NAAMES (North Atlantic Aerosols and Marine Ecosystems Study): NAAMES-IV Expedition: March 19, 2018March 20th, 2018 by Kristina Mojica
Adios, San Juan!
Today, we said goodbye (or rather adios) to the port of San Juan and hello/hola to the Atlantic Ocean. The past few days have been a whirlwind of unpacking, setting up our gear, securing our gear, mounting sensors, stretching cable from one end of the ship to the other, testing instruments, attending safety briefings and science meetings, meeting our fellow scientists and getting to know the crew…all while trying to fit in some exploring in Old San Juan and soaking up the Caribbean sun and sea while we can! After working for most of the day in the hot sun, carrying boxes in and out of labs and pinning sensors to the highest possible points on the ship, it was a treat to walk just a few blocks from the ship to a public beach with a protected inlet for swimming a few laps in the crystal clear ocean. As if this beach could get any more picturesque, after passing showers in the afternoon, the scene was perfectly set for a rainbow over the horizon. We oceanographers are certainly lucky when our work takes us to such stunning places.
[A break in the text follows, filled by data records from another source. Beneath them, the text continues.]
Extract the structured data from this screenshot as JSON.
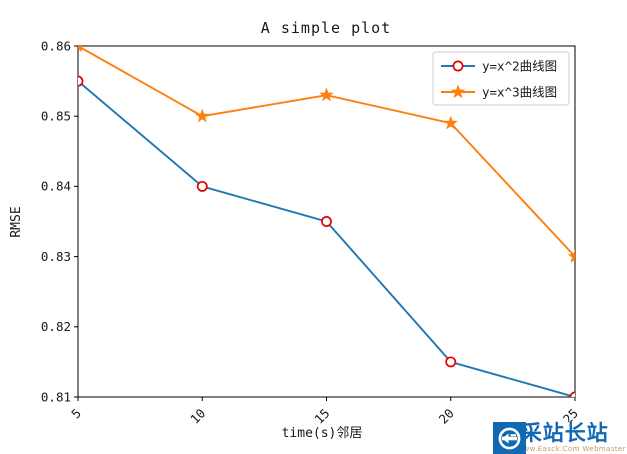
{
  "figure": {
    "background": "#ffffff",
    "axis_color": "#000000",
    "tick_label_color": "#1a1a1a"
  },
  "chart_data": {
    "type": "line",
    "title": "A simple plot",
    "xlabel": "time(s)邻居",
    "ylabel": "RMSE",
    "x": [
      5,
      10,
      15,
      20,
      25
    ],
    "series": [
      {
        "name": "y=x^2曲线图",
        "values": [
          0.855,
          0.84,
          0.835,
          0.815,
          0.81
        ],
        "color": "#1f77b4",
        "marker": "circle",
        "marker_edge": "#e50000",
        "marker_face": "#ffffff"
      },
      {
        "name": "y=x^3曲线图",
        "values": [
          0.86,
          0.85,
          0.853,
          0.849,
          0.83
        ],
        "color": "#ff7f0e",
        "marker": "star",
        "marker_edge": "#ff7f0e",
        "marker_face": "#ff7f0e"
      }
    ],
    "xlim": [
      5,
      25
    ],
    "ylim": [
      0.81,
      0.86
    ],
    "xticks": [
      5,
      10,
      15,
      20,
      25
    ],
    "yticks": [
      0.81,
      0.82,
      0.83,
      0.84,
      0.85,
      0.86
    ],
    "x_tick_rotation": 45,
    "y_tick_decimals": 2,
    "grid": false,
    "legend_position": "upper right",
    "legend_border_color": "#cccccc"
  },
  "watermark": {
    "site_name": "易采站长站",
    "tagline": "—— Www.Easck.Com Webmaster",
    "logo_icon": "easck-logo",
    "logo_color": "#1268b3",
    "site_name_color": "#1268b3",
    "tagline_color": "#c49a6c"
  }
}
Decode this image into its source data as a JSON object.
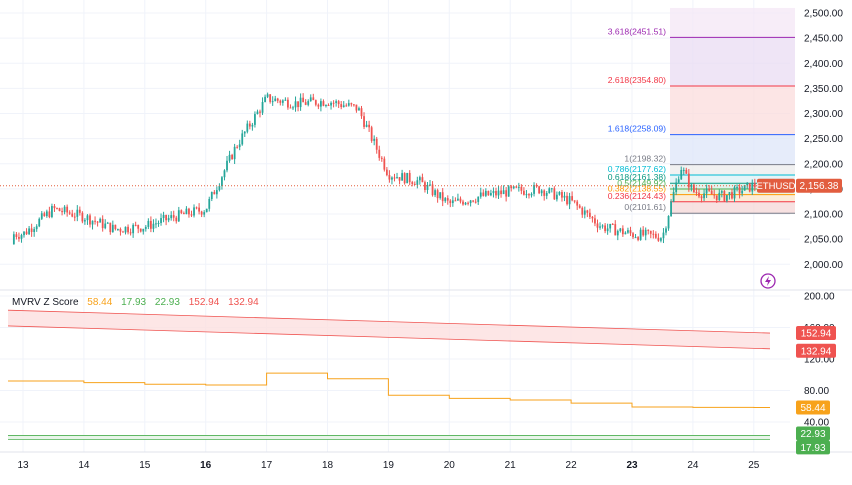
{
  "symbol": "ETHUSD",
  "last_price": "2,156.38",
  "colors": {
    "up": "#26a69a",
    "down": "#ef5350",
    "grid": "#f0f3fa",
    "axis_text": "#131722",
    "mvrv_line": "#f7a21b",
    "upper_band": "#ef5350",
    "lower_band": "#4caf50",
    "price_label": "#e25d3f"
  },
  "price_axis": {
    "ticks": [
      "2,500.00",
      "2,450.00",
      "2,400.00",
      "2,350.00",
      "2,300.00",
      "2,250.00",
      "2,200.00",
      "2,150.00",
      "2,100.00",
      "2,050.00",
      "2,000.00"
    ]
  },
  "indicator_axis": {
    "ticks": [
      "200.00",
      "160.00",
      "120.00",
      "80.00",
      "40.00"
    ]
  },
  "x_axis": {
    "ticks": [
      {
        "label": "13",
        "bold": false
      },
      {
        "label": "14",
        "bold": false
      },
      {
        "label": "15",
        "bold": false
      },
      {
        "label": "16",
        "bold": true
      },
      {
        "label": "17",
        "bold": false
      },
      {
        "label": "18",
        "bold": false
      },
      {
        "label": "19",
        "bold": false
      },
      {
        "label": "20",
        "bold": false
      },
      {
        "label": "21",
        "bold": false
      },
      {
        "label": "22",
        "bold": false
      },
      {
        "label": "23",
        "bold": true
      },
      {
        "label": "24",
        "bold": false
      },
      {
        "label": "25",
        "bold": false
      }
    ]
  },
  "fib_levels": [
    {
      "label": "0(2101.61)",
      "price": 2101.61,
      "color": "#787b86"
    },
    {
      "label": "0.236(2124.43)",
      "price": 2124.43,
      "color": "#f23645"
    },
    {
      "label": "0.382(2138.55)",
      "price": 2138.55,
      "color": "#ff9800"
    },
    {
      "label": "0.5(2149.92)",
      "price": 2149.92,
      "color": "#4caf50"
    },
    {
      "label": "0.618(2161.38)",
      "price": 2161.38,
      "color": "#089981"
    },
    {
      "label": "0.786(2177.62)",
      "price": 2177.62,
      "color": "#00bcd4"
    },
    {
      "label": "1(2198.32)",
      "price": 2198.32,
      "color": "#787b86"
    },
    {
      "label": "1.618(2258.09)",
      "price": 2258.09,
      "color": "#2962ff"
    },
    {
      "label": "2.618(2354.80)",
      "price": 2354.8,
      "color": "#f23645"
    },
    {
      "label": "3.618(2451.51)",
      "price": 2451.51,
      "color": "#9c27b0"
    }
  ],
  "indicator": {
    "name": "MVRV Z Score",
    "values": [
      {
        "text": "58.44",
        "color": "#f7a21b"
      },
      {
        "text": "17.93",
        "color": "#4caf50"
      },
      {
        "text": "22.93",
        "color": "#4caf50"
      },
      {
        "text": "152.94",
        "color": "#ef5350"
      },
      {
        "text": "132.94",
        "color": "#ef5350"
      }
    ],
    "labels": {
      "upper1": "152.94",
      "upper2": "132.94",
      "mvrv": "58.44",
      "lower1": "22.93",
      "lower2": "17.93"
    }
  },
  "chart_data": [
    {
      "type": "candlestick",
      "series_name": "ETHUSD",
      "x_ticks": [
        "13",
        "14",
        "15",
        "16",
        "17",
        "18",
        "19",
        "20",
        "21",
        "22",
        "23",
        "24",
        "25"
      ],
      "ylim": [
        1980,
        2510
      ],
      "approx_close_path": [
        {
          "x": "13",
          "close": 2060
        },
        {
          "x": "13.5",
          "close": 2110
        },
        {
          "x": "14",
          "close": 2095
        },
        {
          "x": "14.5",
          "close": 2070
        },
        {
          "x": "15",
          "close": 2075
        },
        {
          "x": "15.5",
          "close": 2095
        },
        {
          "x": "16",
          "close": 2110
        },
        {
          "x": "16.5",
          "close": 2235
        },
        {
          "x": "17",
          "close": 2330
        },
        {
          "x": "17.5",
          "close": 2320
        },
        {
          "x": "18",
          "close": 2325
        },
        {
          "x": "18.5",
          "close": 2310
        },
        {
          "x": "19",
          "close": 2180
        },
        {
          "x": "19.5",
          "close": 2165
        },
        {
          "x": "20",
          "close": 2120
        },
        {
          "x": "20.5",
          "close": 2135
        },
        {
          "x": "21",
          "close": 2145
        },
        {
          "x": "21.5",
          "close": 2150
        },
        {
          "x": "22",
          "close": 2125
        },
        {
          "x": "22.5",
          "close": 2075
        },
        {
          "x": "23",
          "close": 2060
        },
        {
          "x": "23.5",
          "close": 2055
        },
        {
          "x": "23.8",
          "close": 2195
        },
        {
          "x": "24",
          "close": 2145
        },
        {
          "x": "24.5",
          "close": 2135
        },
        {
          "x": "25",
          "close": 2156.38
        }
      ]
    },
    {
      "type": "line",
      "title": "MVRV Z Score",
      "ylim": [
        0,
        210
      ],
      "series": [
        {
          "name": "58.44",
          "approx_values_by_day": [
            [
              13,
              92
            ],
            [
              14,
              90
            ],
            [
              15,
              88
            ],
            [
              16,
              87
            ],
            [
              17,
              102
            ],
            [
              18,
              95
            ],
            [
              19,
              74
            ],
            [
              20,
              70
            ],
            [
              21,
              68
            ],
            [
              22,
              64
            ],
            [
              23,
              59
            ],
            [
              24,
              58.5
            ],
            [
              25,
              58.44
            ]
          ]
        },
        {
          "name": "152.94",
          "approx_values_by_day": [
            [
              13,
              182
            ],
            [
              25,
              152.94
            ]
          ]
        },
        {
          "name": "132.94",
          "approx_values_by_day": [
            [
              13,
              162
            ],
            [
              25,
              132.94
            ]
          ]
        },
        {
          "name": "22.93",
          "approx_values_by_day": [
            [
              13,
              22.93
            ],
            [
              25,
              22.93
            ]
          ]
        },
        {
          "name": "17.93",
          "approx_values_by_day": [
            [
              13,
              17.93
            ],
            [
              25,
              17.93
            ]
          ]
        }
      ]
    }
  ]
}
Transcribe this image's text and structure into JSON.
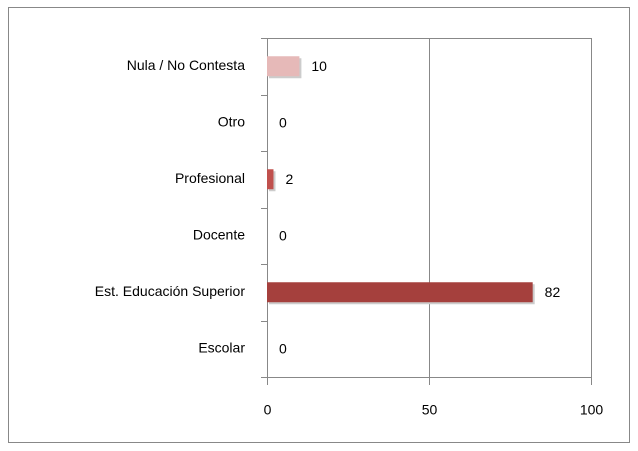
{
  "chart_data": {
    "type": "bar",
    "orientation": "horizontal",
    "categories": [
      "Nula / No Contesta",
      "Otro",
      "Profesional",
      "Docente",
      "Est. Educación Superior",
      "Escolar"
    ],
    "values": [
      10,
      0,
      2,
      0,
      82,
      0
    ],
    "colors": [
      "#e6b9b8",
      "#c0504d",
      "#c0504d",
      "#c0504d",
      "#a5403d",
      "#c0504d"
    ],
    "xlim": [
      0,
      100
    ],
    "xticks": [
      0,
      50,
      100
    ],
    "grid": true
  }
}
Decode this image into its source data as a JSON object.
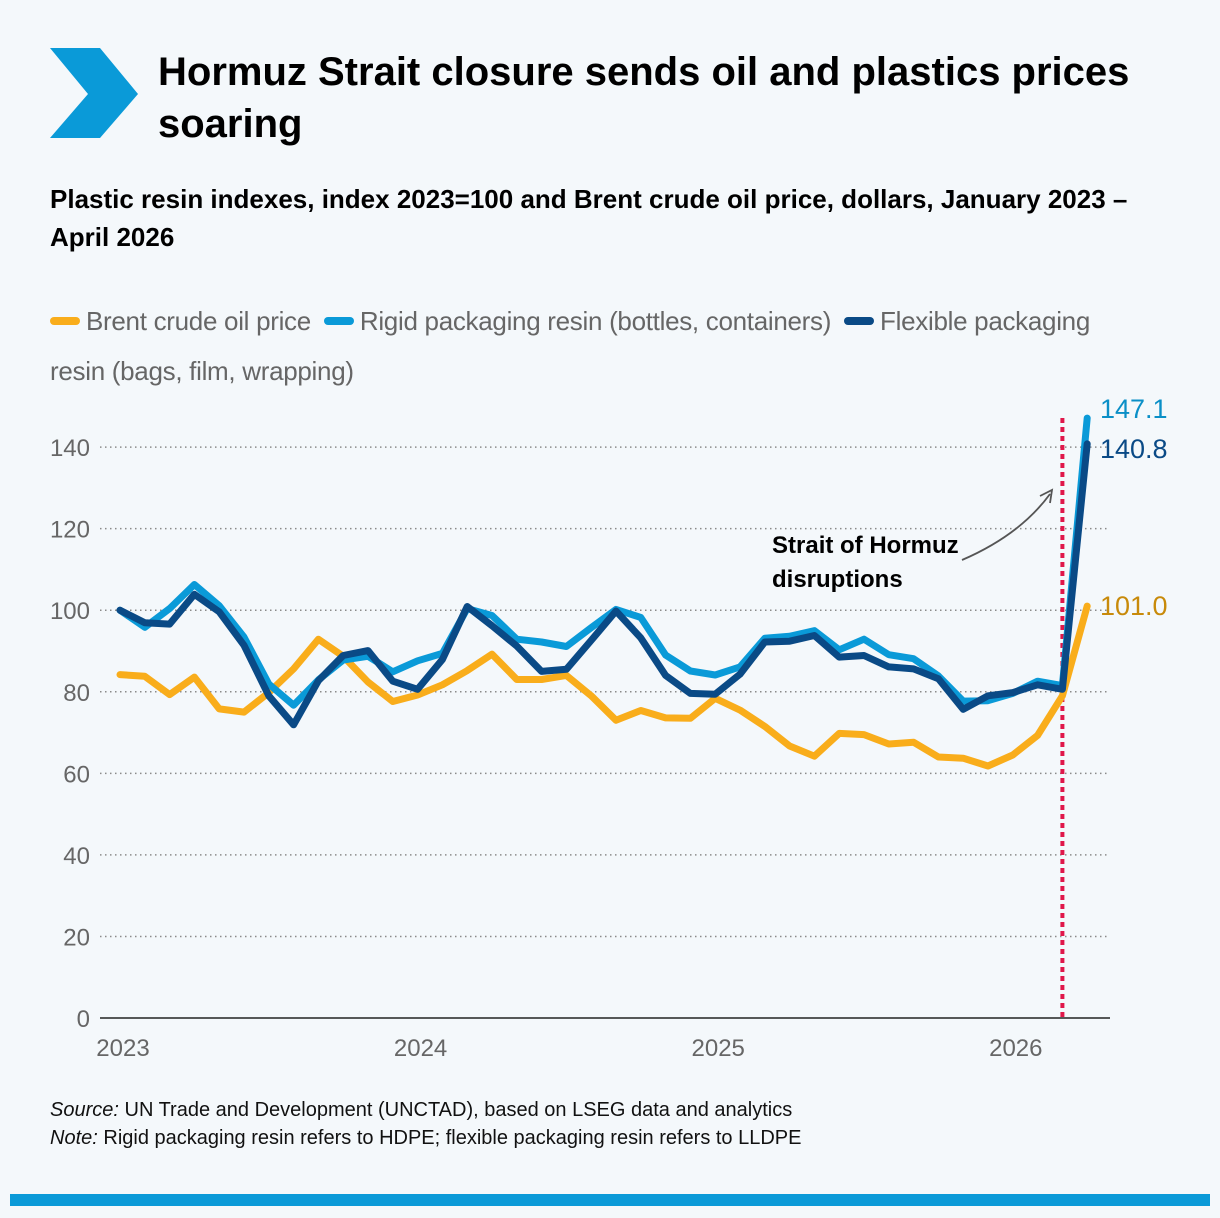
{
  "header": {
    "title": "Hormuz Strait closure sends oil and plastics prices soaring",
    "subtitle": "Plastic resin indexes, index 2023=100 and Brent crude oil price, dollars, January 2023 – April 2026",
    "accent_color": "#0a9ad8",
    "icon": "chevron-right-icon"
  },
  "chart_data": {
    "type": "line",
    "title": "Hormuz Strait closure sends oil and plastics prices soaring",
    "subtitle": "Plastic resin indexes, index 2023=100 and Brent crude oil price, dollars, January 2023 – April 2026",
    "x": [
      "2023-01",
      "2023-02",
      "2023-03",
      "2023-04",
      "2023-05",
      "2023-06",
      "2023-07",
      "2023-08",
      "2023-09",
      "2023-10",
      "2023-11",
      "2023-12",
      "2024-01",
      "2024-02",
      "2024-03",
      "2024-04",
      "2024-05",
      "2024-06",
      "2024-07",
      "2024-08",
      "2024-09",
      "2024-10",
      "2024-11",
      "2024-12",
      "2025-01",
      "2025-02",
      "2025-03",
      "2025-04",
      "2025-05",
      "2025-06",
      "2025-07",
      "2025-08",
      "2025-09",
      "2025-10",
      "2025-11",
      "2025-12",
      "2026-01",
      "2026-02",
      "2026-03",
      "2026-04"
    ],
    "x_ticks": [
      {
        "label": "2023",
        "x": "2023-01"
      },
      {
        "label": "2024",
        "x": "2024-01"
      },
      {
        "label": "2025",
        "x": "2025-01"
      },
      {
        "label": "2026",
        "x": "2026-01"
      }
    ],
    "series": [
      {
        "name": "Brent crude oil price",
        "color": "#f9ad1b",
        "values": [
          84.2,
          83.8,
          79.3,
          83.6,
          75.8,
          75.0,
          79.8,
          85.6,
          92.9,
          88.7,
          82.4,
          77.6,
          79.2,
          81.7,
          85.2,
          89.2,
          83.0,
          83.0,
          84.0,
          79.0,
          73.0,
          75.4,
          73.6,
          73.5,
          78.4,
          75.5,
          71.5,
          66.7,
          64.2,
          69.8,
          69.5,
          67.2,
          67.6,
          64.0,
          63.7,
          61.8,
          64.5,
          69.3,
          79.0,
          101.0
        ],
        "end_label": "101.0",
        "end_label_color": "#c88a0a"
      },
      {
        "name": "Rigid packaging resin (bottles, containers)",
        "color": "#0a9ad8",
        "values": [
          100.0,
          95.8,
          100.4,
          106.3,
          101.1,
          93.4,
          81.9,
          76.7,
          82.9,
          87.8,
          88.7,
          84.9,
          87.6,
          89.4,
          100.4,
          98.7,
          92.9,
          92.2,
          91.1,
          95.7,
          100.2,
          98.2,
          89.0,
          85.1,
          84.1,
          86.1,
          93.1,
          93.6,
          95.0,
          90.3,
          92.9,
          89.1,
          88.1,
          83.9,
          77.7,
          77.8,
          79.6,
          82.6,
          81.5,
          147.1
        ],
        "end_label": "147.1",
        "end_label_color": "#0a8fc7"
      },
      {
        "name": "Flexible packaging resin (bags, film, wrapping)",
        "color": "#0a4a86",
        "values": [
          100.0,
          96.9,
          96.6,
          103.9,
          99.6,
          91.4,
          79.0,
          71.9,
          82.7,
          88.9,
          90.1,
          82.6,
          80.6,
          87.9,
          100.9,
          96.2,
          91.2,
          85.0,
          85.5,
          92.6,
          99.8,
          93.2,
          84.0,
          79.6,
          79.4,
          84.3,
          92.2,
          92.4,
          93.8,
          88.5,
          88.9,
          86.1,
          85.6,
          83.2,
          75.7,
          79.0,
          79.8,
          81.7,
          80.6,
          140.8
        ],
        "end_label": "140.8",
        "end_label_color": "#0a4a86"
      }
    ],
    "ylim": [
      0,
      150
    ],
    "y_ticks": [
      0,
      20,
      40,
      60,
      80,
      100,
      120,
      140
    ],
    "grid": "horizontal dotted",
    "legend": "top",
    "event_marker": {
      "x": "2026-03",
      "color": "#e0174a",
      "style": "dotted"
    },
    "annotation": {
      "text_lines": [
        "Strait of Hormuz",
        "disruptions"
      ]
    }
  },
  "footer": {
    "source_label": "Source:",
    "source_text": " UN Trade and Development (UNCTAD), based on LSEG data and analytics",
    "note_label": "Note:",
    "note_text": " Rigid packaging resin refers to HDPE; flexible packaging resin refers to LLDPE"
  }
}
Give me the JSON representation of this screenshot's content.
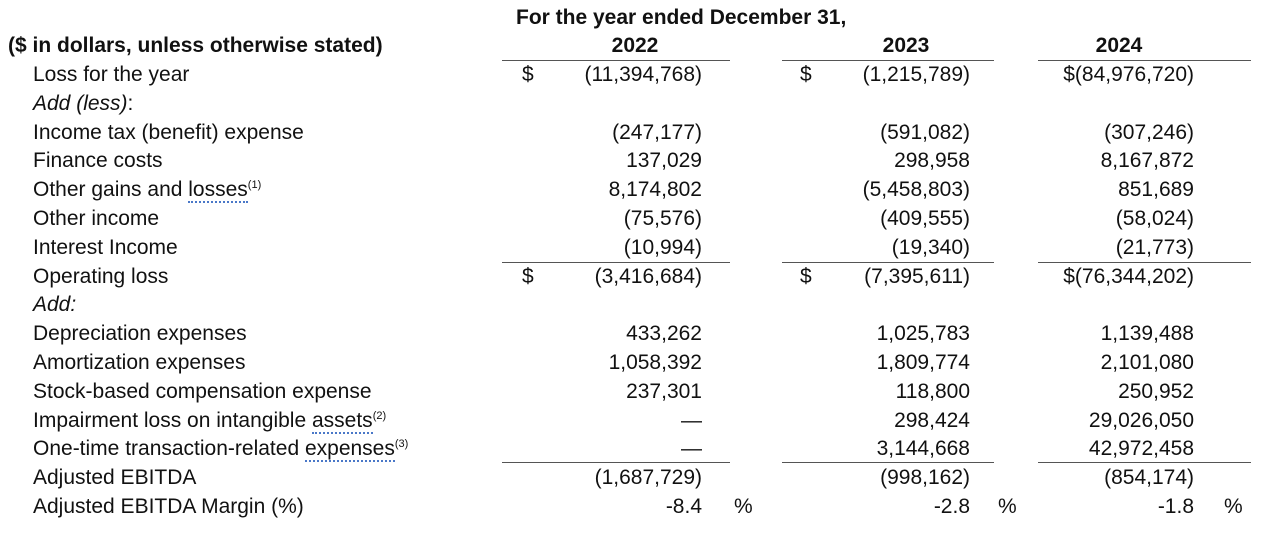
{
  "header": {
    "period_title": "For the year ended December 31,",
    "units_label": "($ in dollars, unless otherwise stated)",
    "years": [
      "2022",
      "2023",
      "2024"
    ]
  },
  "rows": [
    {
      "label": "Loss for the year",
      "cur": [
        "$",
        "$",
        ""
      ],
      "v": [
        "(11,394,768)",
        "(1,215,789)",
        "$(84,976,720)"
      ]
    },
    {
      "label": "Add (less)",
      "suffix": ":"
    },
    {
      "label": "Income tax (benefit) expense",
      "v": [
        "(247,177)",
        "(591,082)",
        "(307,246)"
      ]
    },
    {
      "label": "Finance costs",
      "v": [
        "137,029",
        "298,958",
        "8,167,872"
      ]
    },
    {
      "label": "Other gains and ",
      "underlined": "losses",
      "sup": "(1)",
      "v": [
        "8,174,802",
        "(5,458,803)",
        "851,689"
      ]
    },
    {
      "label": "Other income",
      "v": [
        "(75,576)",
        "(409,555)",
        "(58,024)"
      ]
    },
    {
      "label": "Interest Income",
      "v": [
        "(10,994)",
        "(19,340)",
        "(21,773)"
      ]
    },
    {
      "label": "Operating loss",
      "cur": [
        "$",
        "$",
        ""
      ],
      "v": [
        "(3,416,684)",
        "(7,395,611)",
        "$(76,344,202)"
      ]
    },
    {
      "label": "Add:"
    },
    {
      "label": "Depreciation expenses",
      "v": [
        "433,262",
        "1,025,783",
        "1,139,488"
      ]
    },
    {
      "label": "Amortization expenses",
      "v": [
        "1,058,392",
        "1,809,774",
        "2,101,080"
      ]
    },
    {
      "label": "Stock-based compensation expense",
      "v": [
        "237,301",
        "118,800",
        "250,952"
      ]
    },
    {
      "label": "Impairment loss on intangible ",
      "underlined": "assets",
      "sup": "(2)",
      "v": [
        "—",
        "298,424",
        "29,026,050"
      ]
    },
    {
      "label": "One-time transaction-related ",
      "underlined": "expenses",
      "sup": "(3)",
      "v": [
        "—",
        "3,144,668",
        "42,972,458"
      ]
    },
    {
      "label": "Adjusted EBITDA",
      "v": [
        "(1,687,729)",
        "(998,162)",
        "(854,174)"
      ]
    },
    {
      "label": "Adjusted EBITDA Margin (%)",
      "v": [
        "-8.4",
        "-2.8",
        "-1.8"
      ],
      "pct": "%"
    }
  ]
}
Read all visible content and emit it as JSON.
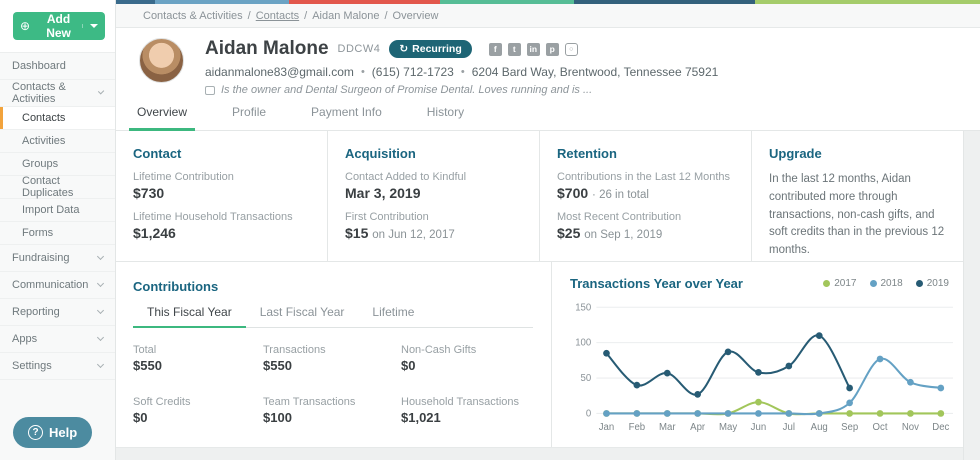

This morning (after one last ocean swim for the dedicated masters swimmers J), we waved goodbye to the fans and helpers who came to see us off. We sailed out of the Isleta de San Juan, where R/V Atlantis has been docked for the past several days, past the old fort, and into deeper waters. Once underway, we practiced muster drills to know where to go and what to do in the unlikely event of an emergency. The science team has never looked more glamorous than when we all donned our immersion suits together—30+ people getting used to the new roll of the boat, bumbling around in our gumby suits. Let’s hope someone took a picture.
With Puerto Rico fading into the background, we watched the water color change from the bright, milky turquoise (filled with the occasional reef fish or even an octopus darting under the ship last night!) of the inland lagoon to a deep azure dotted with whitecaps. As a member of the Optics Team onboard NAAMES 4, my lab mate James Allen and I are always interested in characterizing the color and brightness of the ocean to tell us more about what is in the water. When we get on station in a few days, we will use a number of different sensors to tell us about the light hitting the surface of the ocean and how that light is absorbed and scattered by water and other things as it travels to depth. We have sensors mounted on the ship to measure the light coming from the sun, and we will send other instruments down into the water to describe the concentration of phytoplankton and other particles.
We may have said farewell to the rocky reefs and white sands of San Juan, but there was a perceptible air of excitement from everyone on the ship as we finally started to move. Now, with dreams of spring blooms and calm seas (not likely, but we can dream!), we face our next adventure: the North Atlantic!